As if she could sense it, Jo angled her head and looked deeper into his eyes, her hand turning so the backs of lightly bent fingers could skim the side of his neck. ‘Tell me why you don’t trust yourself around me.’
‘I carry a lot of baggage. I’m not willing to offload it on you.’ He frowned, both at the confession and the roughness of his voice. So much for the techniques the Marines taught in the event of capture and interrogation. She might as well hand him a pen and paper so he could save them both time by mapping out the weaknesses in his lines of defence.
‘You think you’re the only one with baggage?’
‘No.’r />
Hand turning, she ran her fingertips under the curved neckline of his sweater, her gaze lowering to watch what she was doing. ‘Shall I tell you a secret?’ she whispered as her gaze tangled with his again.
Daniel nodded, mesmerized by her eyes and hypnotized by her touch.
‘I want you more than I’ve ever wanted anyone.’ When she smiled, it was steeped in sensuality. ‘I fantasize about you, what we’ll be like together and how it will feel. Right now, when we’re like this, I doubt my doubts.’

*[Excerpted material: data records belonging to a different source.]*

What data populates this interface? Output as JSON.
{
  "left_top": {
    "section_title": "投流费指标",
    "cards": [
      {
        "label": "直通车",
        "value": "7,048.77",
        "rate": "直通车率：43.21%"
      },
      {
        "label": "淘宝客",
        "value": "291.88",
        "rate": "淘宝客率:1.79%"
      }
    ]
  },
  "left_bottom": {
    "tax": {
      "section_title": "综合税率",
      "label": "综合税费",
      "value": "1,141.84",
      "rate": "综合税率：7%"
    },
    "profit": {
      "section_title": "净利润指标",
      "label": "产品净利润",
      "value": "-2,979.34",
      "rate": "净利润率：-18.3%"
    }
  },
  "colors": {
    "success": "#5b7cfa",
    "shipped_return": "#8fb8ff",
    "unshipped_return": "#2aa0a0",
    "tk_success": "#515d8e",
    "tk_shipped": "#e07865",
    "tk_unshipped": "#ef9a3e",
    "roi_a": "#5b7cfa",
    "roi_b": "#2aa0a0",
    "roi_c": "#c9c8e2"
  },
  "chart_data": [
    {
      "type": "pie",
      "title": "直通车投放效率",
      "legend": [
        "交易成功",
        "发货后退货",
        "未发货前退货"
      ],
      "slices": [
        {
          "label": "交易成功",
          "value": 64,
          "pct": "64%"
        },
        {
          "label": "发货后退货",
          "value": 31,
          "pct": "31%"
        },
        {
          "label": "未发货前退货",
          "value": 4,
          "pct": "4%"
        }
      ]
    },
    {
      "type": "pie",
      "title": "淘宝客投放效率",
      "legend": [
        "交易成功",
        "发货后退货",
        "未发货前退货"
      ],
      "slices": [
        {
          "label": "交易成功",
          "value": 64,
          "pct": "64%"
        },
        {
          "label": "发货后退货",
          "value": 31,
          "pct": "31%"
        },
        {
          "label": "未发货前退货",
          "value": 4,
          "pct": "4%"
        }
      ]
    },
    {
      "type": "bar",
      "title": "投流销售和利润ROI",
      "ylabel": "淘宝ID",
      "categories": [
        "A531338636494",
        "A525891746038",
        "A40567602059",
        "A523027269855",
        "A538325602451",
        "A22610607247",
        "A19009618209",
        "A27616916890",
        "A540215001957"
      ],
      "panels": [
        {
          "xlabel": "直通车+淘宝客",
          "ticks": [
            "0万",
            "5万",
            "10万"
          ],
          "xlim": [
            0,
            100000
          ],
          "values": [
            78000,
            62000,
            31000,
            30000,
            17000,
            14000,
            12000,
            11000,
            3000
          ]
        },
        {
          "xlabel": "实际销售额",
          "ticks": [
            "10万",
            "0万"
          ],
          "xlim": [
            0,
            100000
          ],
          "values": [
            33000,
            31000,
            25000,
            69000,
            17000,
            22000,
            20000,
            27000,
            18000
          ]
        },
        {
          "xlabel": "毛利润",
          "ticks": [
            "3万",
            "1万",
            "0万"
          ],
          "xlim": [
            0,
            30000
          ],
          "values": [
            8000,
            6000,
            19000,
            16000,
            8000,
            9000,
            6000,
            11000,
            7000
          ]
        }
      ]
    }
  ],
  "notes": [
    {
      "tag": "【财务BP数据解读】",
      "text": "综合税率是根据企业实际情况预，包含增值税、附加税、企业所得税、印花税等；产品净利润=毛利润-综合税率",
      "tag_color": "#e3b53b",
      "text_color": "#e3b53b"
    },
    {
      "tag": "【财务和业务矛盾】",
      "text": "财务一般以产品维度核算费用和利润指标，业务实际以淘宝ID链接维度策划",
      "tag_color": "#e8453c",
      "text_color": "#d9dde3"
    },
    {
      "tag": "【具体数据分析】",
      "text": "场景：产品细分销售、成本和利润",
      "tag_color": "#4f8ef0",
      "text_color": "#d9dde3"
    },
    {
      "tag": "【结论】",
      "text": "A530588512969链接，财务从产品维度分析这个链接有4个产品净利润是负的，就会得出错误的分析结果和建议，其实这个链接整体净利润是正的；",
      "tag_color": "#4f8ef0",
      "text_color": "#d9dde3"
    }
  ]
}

If she was saying what he thought she was saying …
Leaning in, she pressed her lips to the throbbing pulse on his neck. A jolt of heat seared through his body, settling hot and heavy in his groin. Moving his hands to the curve of her spine, he slid her forward on his lap, aligning their bodies the way nature intended. She took a shuddering breath when she discovered what she was doing to him, moved her hips in a way that made him stifle a groan. He wanted her with a desperation he’d never experienced before. It suddenly felt as if she were a lifeline and if he didn’t grab hold of it and hold on tight—
When she whispered in his ear, her warm breath caressed his skin. ‘What scares me is how I feel when I can hear you on the other side of the wall and I can’t get to you. The times when you’re so far away from me it feels like I can’t reach out and touch you …’
Daniel had experienced similar scenarios, so he knew how it felt from her point of view. But he had never been on the other side.
She took another shuddering breath. ‘I need to know that you’re with me and we’re in this together …’
For the first time in his life he knew what it felt like to be trapped and helpless. The kind of faith it took to hand over control. He didn’t consider himself a hero when he went to work. He was just a guy doing his job, failing more often than he would prefer. The real heroes were people who trusted completely and laid their lives in another person’s hands.